The Crush (Oregon Wine Country #1)(41)



They exchanged a look laden with meaning.

She averted her gaze, looking down again at where she scooped handfuls of dirt onto her buried treasure. “What brought you running out here?”

He sat back on his heels and brushed the dirt from his hands. “It’s done.”

She rose and let out a little moan when her thigh muscles cramped from squatting. He reached out and put a supportive hand on her arm, the skin inside her elbow petal-soft.

“C’mon,” he said, his earlier eagerness returning. “Let me show you.”

In his eagerness to show her the finished room, he had to force himself to slacken his pace to match hers until she regained her legs. Slowing down made him mindful of the buzzing of green and ruby-throated hummingbirds in the pear trees, and the heavy, almost cloying scent of honeysuckle that enveloped them like a cloud. He realized that more and more, he was becoming seduced by Junie’s world.

When they got to the door, he made her close her eyes until he steered her exactly where he wanted her.

“Open them.”

Junie gasped and stepped into the room. Just as he’d known they would, her eyes gravitated toward its showpiece—the floor-to-ceiling picture window.

Behind her, Manolo glowed with pride as he watched her absorb the seamless view of the vineyards spreading out to the greater valley, bordered by the distant hills.

“What do you think?” He approached her hesitantly, milking the magic of the moment. Compared with the buzzing of the gardens, the tasting room was so quiet he could hear his own heart beating.

“Oh . . .” she managed to get out. When she looked over her shoulder at him, her awestruck expression was something he knew he would cherish. “This is better than anything I ever dreamed of. . . .”

He wasn’t prepared for what happened next. Junie pirouetted on her toes like a ballerina to face him. Her face crumpled, her wrists floated upward to encircle his neck, and she buried her head in his chest.

For Manolo—soldier, problem-solver, professional horndog—profound fulfillment conflicted with terror. He took her slim body into his arms as gingerly as if someone had just handed him a priceless object of art.

When he felt her melt into him, he relaxed a little, too. He held her in stillness, allowing the moment to soak in, to become part of him.

Junie’s hands skimmed up his neck, cupping the base of his skull. Her fingers combed through his hair. She tipped her head up until the bridge of her nose found the sculpted hollow beneath his chin.

Manolo’s fingers teased lightly across her T-shirt. Her warmth radiated through the featherweight fabric. Lust overcame caution, and his hands slipped beneath her shirt, straying no higher than her waist.

After all the exotic locales he’d explored in the last fifteen years, all the women he had known, his world contracted to the center of that one room he had built for this one woman. Her skin was like a warm beach in winter, the expanse of her back a fertile plain. The contours of her shoulders were ridges, cloaked in velvet. He closed his eyes and sniffed her hair. Her hippie dippy blend of patchouli and wildflowers swept him away to mysterious opium dens and sun-dappled meadows.

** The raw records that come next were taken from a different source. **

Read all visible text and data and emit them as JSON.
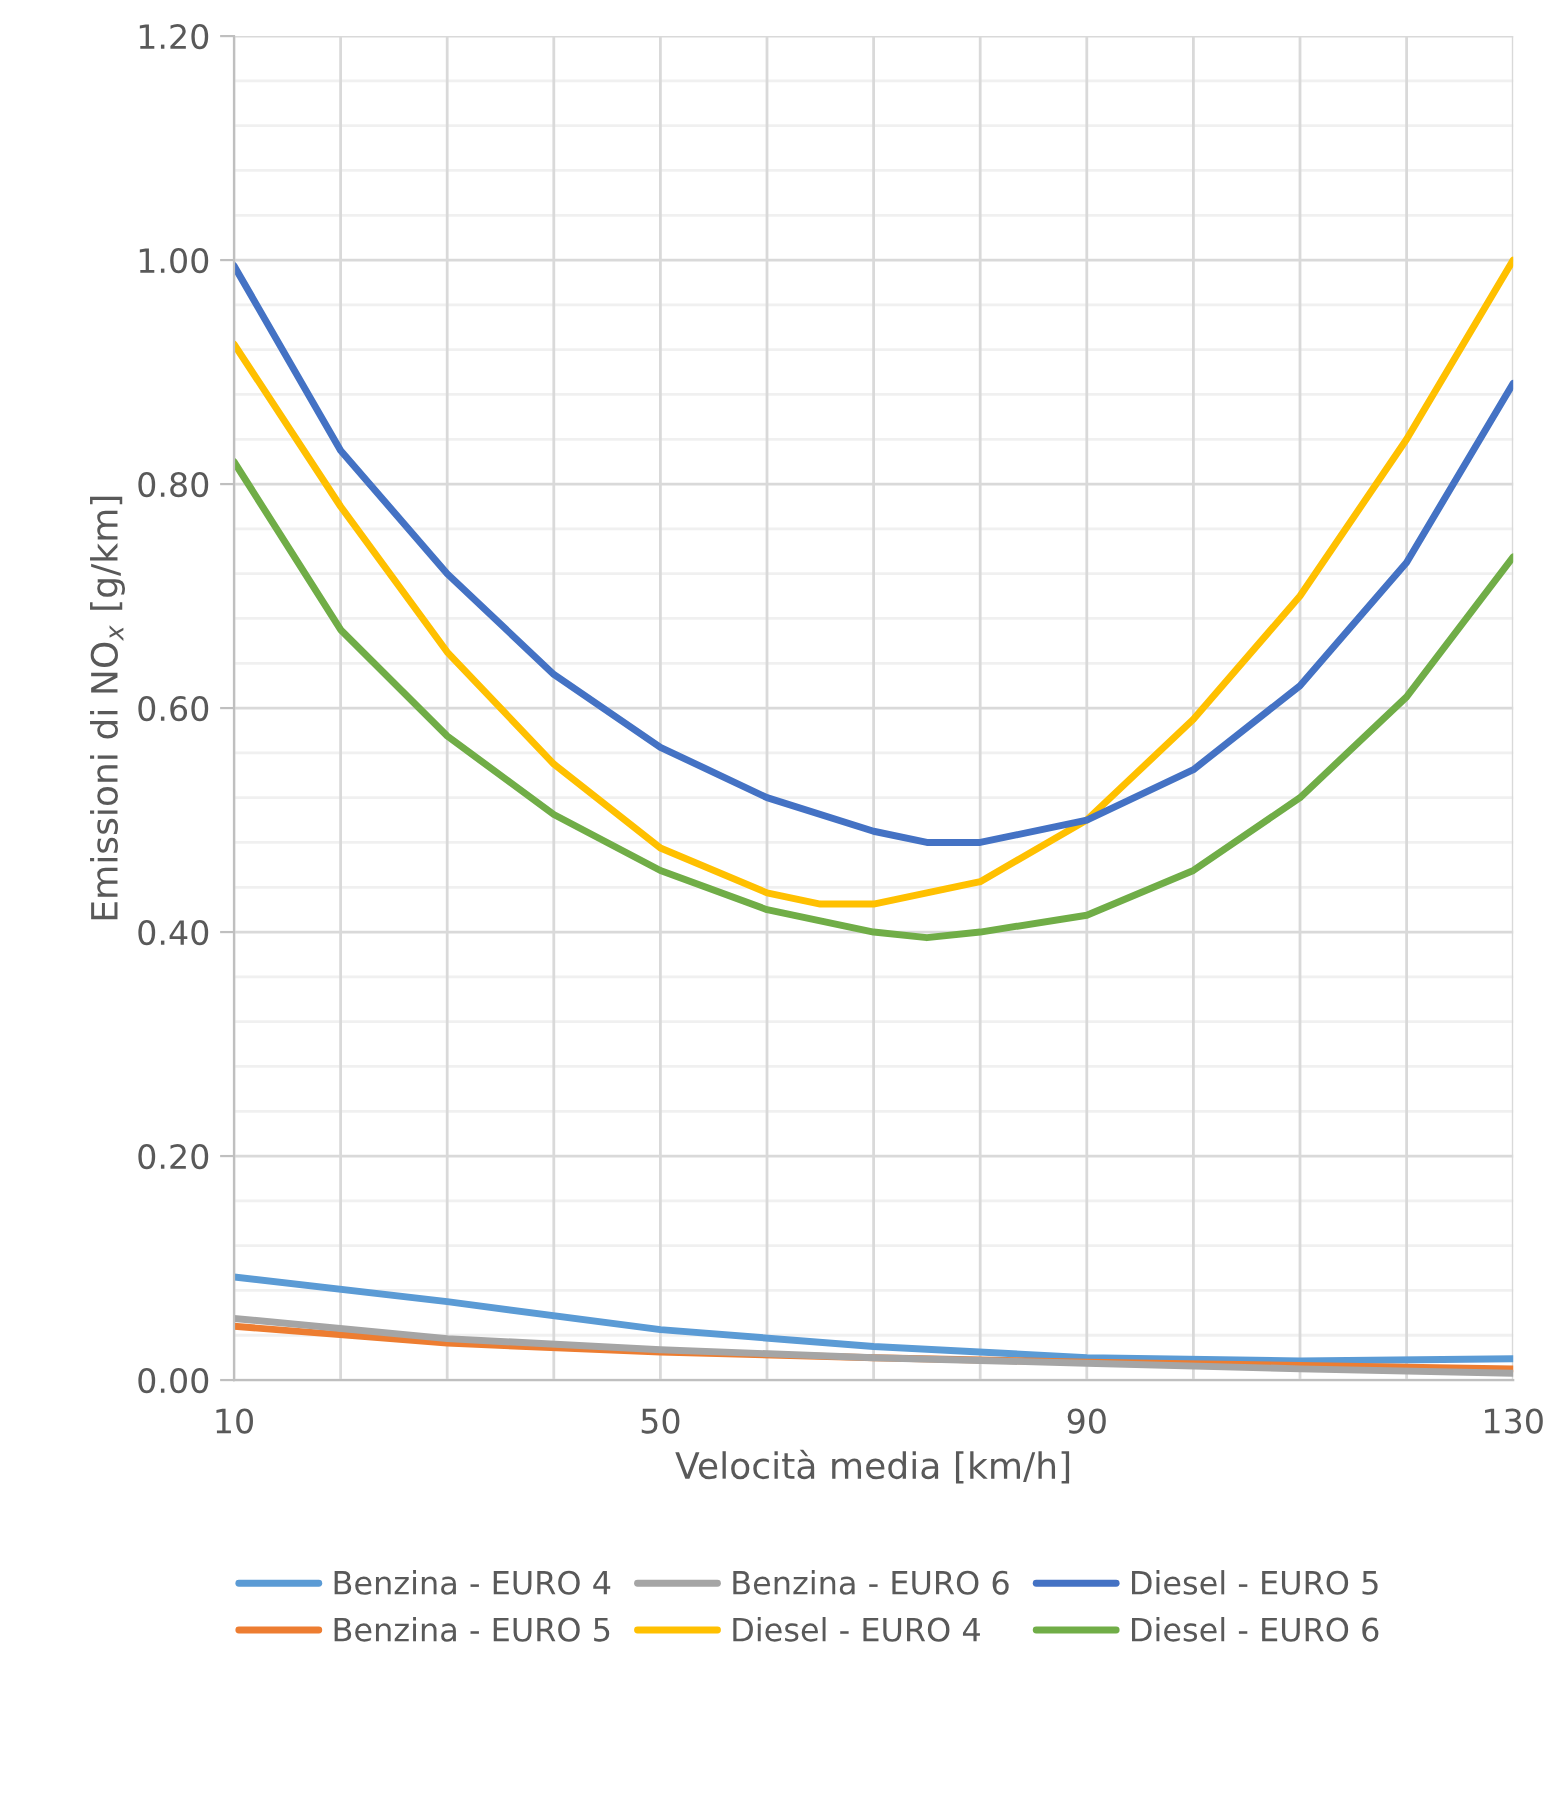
{
  "chart_data": {
    "type": "line",
    "xlabel": "Velocità media [km/h]",
    "ylabel": "Emissioni di NO$_{x}$ [g/km]",
    "xlim": [
      10,
      130
    ],
    "ylim": [
      0,
      1.2
    ],
    "xticks": [
      10,
      {
        "value": 20,
        "label": null
      },
      {
        "value": 30,
        "label": null
      },
      {
        "value": 40,
        "label": null
      },
      50,
      {
        "value": 60,
        "label": null
      },
      {
        "value": 70,
        "label": null
      },
      {
        "value": 80,
        "label": null
      },
      90,
      {
        "value": 100,
        "label": null
      },
      {
        "value": 110,
        "label": null
      },
      {
        "value": 120,
        "label": null
      },
      130
    ],
    "yticks": [
      {
        "value": 0,
        "label": "0.00"
      },
      {
        "value": 0.2,
        "label": "0.20"
      },
      {
        "value": 0.4,
        "label": "0.40"
      },
      {
        "value": 0.6,
        "label": "0.60"
      },
      {
        "value": 0.8,
        "label": "0.80"
      },
      {
        "value": 1.0,
        "label": "1.00"
      },
      {
        "value": 1.2,
        "label": "1.20"
      }
    ],
    "grid": true,
    "legend": "bottom",
    "marker": "none",
    "line_style": "solid",
    "series": [
      {
        "name": "Benzina - EURO 4",
        "color": "#5b9bd5",
        "x": [
          10,
          30,
          50,
          70,
          90,
          110,
          130
        ],
        "values": [
          0.092,
          0.07,
          0.045,
          0.03,
          0.02,
          0.017,
          0.019
        ]
      },
      {
        "name": "Benzina - EURO 5",
        "color": "#ed7d31",
        "x": [
          10,
          30,
          50,
          70,
          90,
          110,
          130
        ],
        "values": [
          0.048,
          0.033,
          0.025,
          0.02,
          0.016,
          0.013,
          0.01
        ]
      },
      {
        "name": "Benzina - EURO 6",
        "color": "#a5a5a5",
        "x": [
          10,
          30,
          50,
          70,
          90,
          110,
          130
        ],
        "values": [
          0.055,
          0.037,
          0.027,
          0.02,
          0.015,
          0.01,
          0.006
        ]
      },
      {
        "name": "Diesel - EURO 4",
        "color": "#ffc000",
        "x": [
          10,
          20,
          30,
          40,
          50,
          60,
          65,
          70,
          80,
          90,
          100,
          110,
          120,
          130
        ],
        "values": [
          0.925,
          0.78,
          0.65,
          0.55,
          0.475,
          0.435,
          0.425,
          0.425,
          0.445,
          0.5,
          0.59,
          0.7,
          0.84,
          1.0
        ]
      },
      {
        "name": "Diesel - EURO 5",
        "color": "#4472c4",
        "x": [
          10,
          20,
          30,
          40,
          50,
          60,
          70,
          75,
          80,
          90,
          100,
          110,
          120,
          130
        ],
        "values": [
          0.995,
          0.83,
          0.72,
          0.63,
          0.565,
          0.52,
          0.49,
          0.48,
          0.48,
          0.5,
          0.545,
          0.62,
          0.73,
          0.89
        ]
      },
      {
        "name": "Diesel - EURO 6",
        "color": "#70ad47",
        "x": [
          10,
          20,
          30,
          40,
          50,
          60,
          70,
          75,
          80,
          90,
          100,
          110,
          120,
          130
        ],
        "values": [
          0.82,
          0.67,
          0.575,
          0.505,
          0.455,
          0.42,
          0.4,
          0.395,
          0.4,
          0.415,
          0.455,
          0.52,
          0.61,
          0.735
        ]
      }
    ]
  }
}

Wrapped in her embrace, the sun and the planets and the stars seemed to revolve around them.

His heart swelled. Tenderly, he pulled back, intending to take her in a kiss. Junie gazed up at him with soft eyes.

If she hadn’t suddenly blinked—flinched—Manolo wouldn’t even have noticed the bleating car horn.

Not now. Anytime but now.

Her fathomless blue eyes peered into his. “Thank you so much for this,” she breathed. “I’ll pay you back someday, I promise.”

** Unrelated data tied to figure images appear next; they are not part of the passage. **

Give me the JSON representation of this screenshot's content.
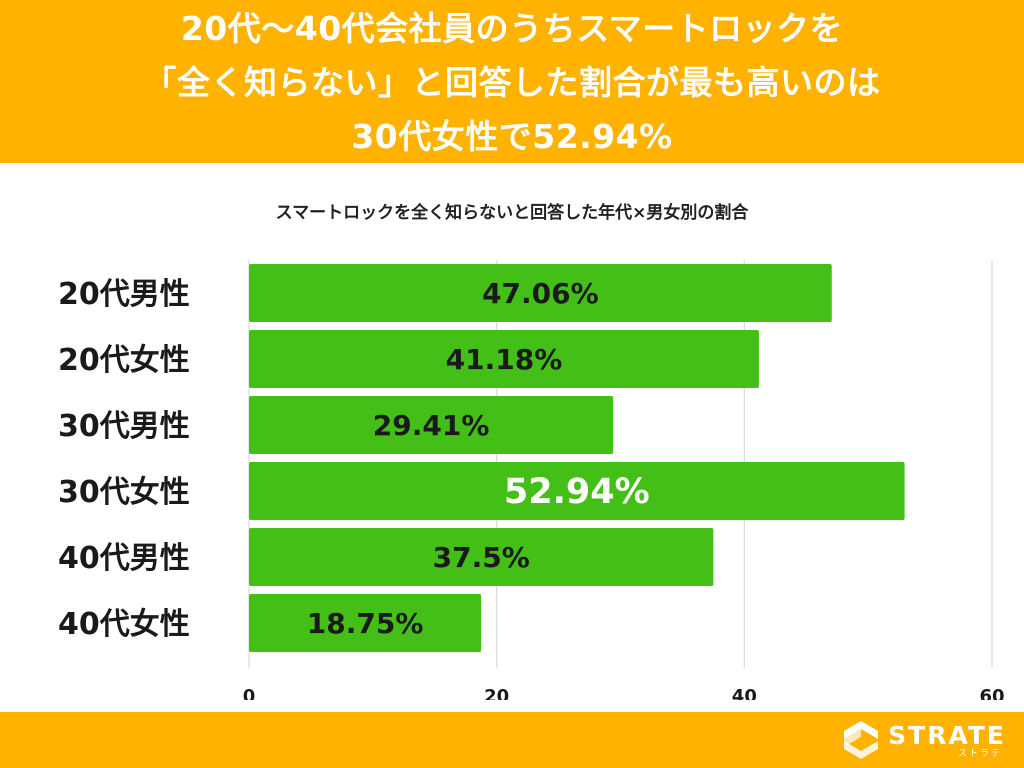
{
  "header": {
    "lines": [
      "20代〜40代会社員のうちスマートロックを",
      "「全く知らない」と回答した割合が最も高いのは",
      "30代女性で52.94%"
    ]
  },
  "chart_data": {
    "type": "bar",
    "orientation": "horizontal",
    "title": "スマートロックを全く知らないと回答した年代×男女別の割合",
    "categories": [
      "20代男性",
      "20代女性",
      "30代男性",
      "30代女性",
      "40代男性",
      "40代女性"
    ],
    "values": [
      47.06,
      41.18,
      29.41,
      52.94,
      37.5,
      18.75
    ],
    "data_labels": [
      "47.06%",
      "41.18%",
      "29.41%",
      "52.94%",
      "37.5%",
      "18.75%"
    ],
    "highlight_index": 3,
    "xlim": [
      0,
      60
    ],
    "xticks": [
      0,
      20,
      40,
      60
    ],
    "xtick_labels": [
      "0",
      "20",
      "40",
      "60"
    ],
    "grid": true,
    "bar_color": "#43bf17",
    "label_color": "#1a1a1a",
    "highlight_label_color": "#ffffff"
  },
  "colors": {
    "header_bg": "#ffb200",
    "footer_bg": "#ffb200"
  },
  "footer": {
    "logo_main": "STRATE",
    "logo_sub": "ストラテ",
    "logo_icon": "strate-logo-icon"
  }
}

He was confused. Her thank you sounded ominously final.

Then the self-imposed blinders that had limited him to tunnel vision for so long fell away, and he saw what he hadn’t allowed himself to see until this moment: a full range of thrilling possibilities.

The end of this project didn’t have to be the end of everything.

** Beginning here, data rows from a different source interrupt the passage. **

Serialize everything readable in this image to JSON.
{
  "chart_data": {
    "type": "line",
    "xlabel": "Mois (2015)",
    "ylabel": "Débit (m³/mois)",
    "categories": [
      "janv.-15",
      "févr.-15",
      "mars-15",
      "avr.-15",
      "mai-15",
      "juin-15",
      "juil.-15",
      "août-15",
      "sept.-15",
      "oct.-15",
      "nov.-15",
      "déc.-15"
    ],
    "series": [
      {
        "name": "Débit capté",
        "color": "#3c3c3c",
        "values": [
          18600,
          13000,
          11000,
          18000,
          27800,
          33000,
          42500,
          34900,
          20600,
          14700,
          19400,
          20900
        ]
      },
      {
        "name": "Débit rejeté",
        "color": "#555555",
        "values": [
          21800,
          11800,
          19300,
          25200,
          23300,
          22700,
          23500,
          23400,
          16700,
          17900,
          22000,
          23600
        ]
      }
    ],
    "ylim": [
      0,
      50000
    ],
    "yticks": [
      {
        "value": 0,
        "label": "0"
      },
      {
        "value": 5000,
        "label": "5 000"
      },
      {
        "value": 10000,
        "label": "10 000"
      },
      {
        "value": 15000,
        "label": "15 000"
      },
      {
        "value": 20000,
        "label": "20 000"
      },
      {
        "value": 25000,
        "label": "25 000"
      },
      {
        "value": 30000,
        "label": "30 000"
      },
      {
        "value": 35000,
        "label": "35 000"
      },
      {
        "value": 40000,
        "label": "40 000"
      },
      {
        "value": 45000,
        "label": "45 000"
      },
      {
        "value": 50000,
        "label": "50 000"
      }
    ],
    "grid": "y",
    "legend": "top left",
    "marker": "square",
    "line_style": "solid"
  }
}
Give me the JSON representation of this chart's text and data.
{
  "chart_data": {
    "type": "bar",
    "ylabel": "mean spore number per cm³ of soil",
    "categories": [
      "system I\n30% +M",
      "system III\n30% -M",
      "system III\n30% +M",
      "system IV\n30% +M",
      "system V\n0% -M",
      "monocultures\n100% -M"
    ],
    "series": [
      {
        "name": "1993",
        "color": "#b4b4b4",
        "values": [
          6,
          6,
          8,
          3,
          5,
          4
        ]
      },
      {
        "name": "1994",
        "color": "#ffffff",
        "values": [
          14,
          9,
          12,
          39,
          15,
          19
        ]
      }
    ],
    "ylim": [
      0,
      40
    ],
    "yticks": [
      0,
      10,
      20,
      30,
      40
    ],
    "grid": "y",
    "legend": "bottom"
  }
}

This could be the start of something brand new. Something he’d never dreamed possible.

But before he could find the right words to tell Junie, she stepped out of his embrace and held up a halting hand.

“I have guests.” Reluctantly she slipped away, leaving him with empty arms and an aching need.

Walking backward, she gestured at the room around her and said, in a wistful voice, “After all, that’s the point of this, isn’t it?”

As he watched her walk away, his phone rang. In a daze, he pulled it out of his pocket and looked at the screen. AMANDA, ENGINEERS WITH COMPASSION.

“Pack your Speedo. You’re going to Belize.”

In his enthusiasm to finish the tasting room, he’d almost forgotten about Belize.

“Manolo?”

“Here.” Through the window, the swaying of Junie’s rear end as she went out to meet her visitors wouldn’t let him think.

“This isn’t the reaction I expected. Did you hear what I said? You got the consultancy! I’ll be emailing you the contract for your signature as soon as we hang up.”

For a moment he’d been seduced by the potent blend of an arcane solstice ceremony, the buzz of honeybees, the essences of green herbs, and the arms of a captivating homesteader.

But Manolo knew better than to believe in magic. If he let himself fall under the spell of this place he would be trapped, just like generations of Santos men before him.